Wednesday, December 19, 2012

Leading Him On.


Before I start the usual update, are there any strippers/prostitutes/escorts with a stable relationship reading this blog? I may have an email that could interest you. Do you know someone who fits this description, another blogger maybe? Could be a scam, but it seems there's a tv crew looking for candidates for a docu-series. They pay to film you in your relationship. They're looking for loving relationships that work even if one partner has a 'different' lifestyle.  If you're interested let me know I'll pass the info along.

It's funny how things go. The name of the my blog diary when I first started was "secret diary of an online stripper" and so I often get emails like this just because of the name. It's still the URL.


                                                <> <> <> <> <> <> <> <> <> <> <> <> <> <>

So I walk past the Office guy every Wednesday morning and today, like every other wednesday he was sitting in his fish tank window. The window is quite big, but it also has a large blind covering it so I can't actually see into most of the window. He used to keep the blind shut, he started keeping it open about 2 months ago but only partially, only enough to see his chair and part of his desk.

This morning, when I walked by, I turned my head to look at him, smiled and kept walking and he moved his body to continue to watch me. He doesn't smile, he always looks kinda surprised, which is fair I guess. I know I'll be walking past him but he doesn't know when I'll be coming by.

On my way back home I walk past again, but by the time I do, he's either on lunch or in a meeting. He has never been at his desk when I walk past after my lesson but his blind had been opened twice as much as before.

It's fun but I admit that it's not exactly fair of me. I'm leading him on, poor guy. I'm making it look like I'm interested when I'm just having fun with it. Sure, he's cute, he's probably a bit younger than me too... I'm guessing a couple years younger than me, but if he ever gets it into his head that he wants to find out more about me, or if he decides that he wants to talk to me I'll end up in trouble. Especially this close to home.

Maybe I should lay off going past his window when I can avoid it. I have been making an effort to go past, but I could often avoid it....

<> <> <> <> <> <> <> <> <> <> <> <> <> 

One of my student groups is a group of women in their 60s. We got to talking about a friend of mine who was in a terrible relationship here and ran back to her home country to get away from him.

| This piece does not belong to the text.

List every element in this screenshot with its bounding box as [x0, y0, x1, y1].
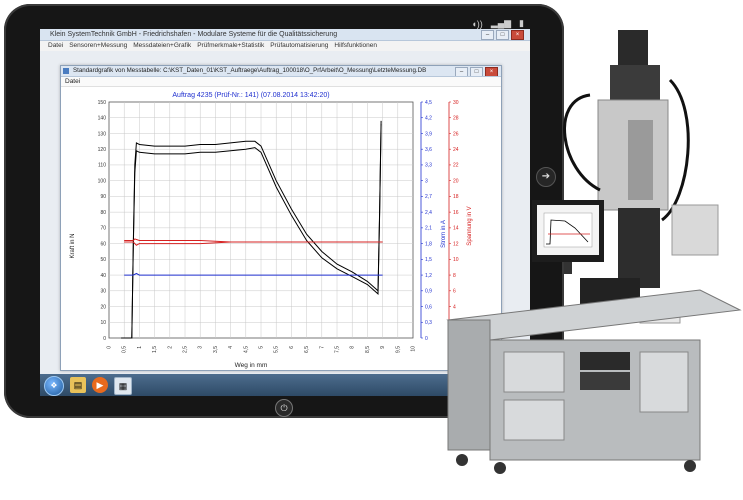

We ended up talking about relationships in general and one of the women happened to mention that when she and her husband retired, they really had a rough time with it because being around each other 24/7 is frustrating. You see everything that person does and you nit pick about it. She said something wise, she said that both partners have to find their own space and time, and if you don't, you'll end up ruining the relationship. I knew this already, it's not the first time I've said it myself but hearing it from someone who has been with her husband for 40 years makes all the difference. When I talked about getting my own place all the ladies agreed that it was a good solution.

This was the last lesson before the holidays and as we left and said our goodbyes they paid me all sorts of compliments about my teaching abilities. It was sweet, to the point that I was moved.

When I got home though my happiness dissolved into frustration at seeing the bf glued to his computer, as he has been for the past 2 months. He's doing an English course online but to tell you the truth he spends 6 hours a day in front of it and when he's not doing that, he's watching something or doing other things on the computer. I can't complain. I'm not allowed because he has always nagged me about spending too much time on the computer. But it does frustrate me to no end. It seems like he doesn't do anything productive whatsoever. I don't see the progress because the English is all written and reading, he still can't speak and he doesn't try with me at all. To boot he actually finished the course and just recently started it again... yes people he's doing it over. Whatever... I can't say anything, I'm an English teacher, I'm the first one to say that everything counts but I just can't get my head around this.





2 comments:

Advizor54 said...

You could tell him that you'll only talk dirty to him in English, that he has to ask for all of his meals in English, and that any requests for sex have to come in the form of a three part essay paragraph, in English. Maybe that will give him some motivation.

I'm in agreement with your old ladies, my wife and I picked at each other over the dumbest stuff while I was laid off, but my problem was the opposite. She wanted me on the computer all the time, looking for work, writing cover letters. I was never able to convince her that Tumblr had job postings and that ESPN.com was a networking site.

Malcolm said...

Best not to try to understand him. Frustration, perhaps resentment (?) will do you no good. Let him be, don't compare between your activities and his.

My wife is very, very tolerant of me and my activities, and I bless her for it. She's a Filipina, and Filipinos are a tolerant people in general. She's lazy, and spoiled, but she has more than her share of tolerance. It's one thing I really appreciate.

I know you people are always wanting to get things right, but this isn't always a good thing.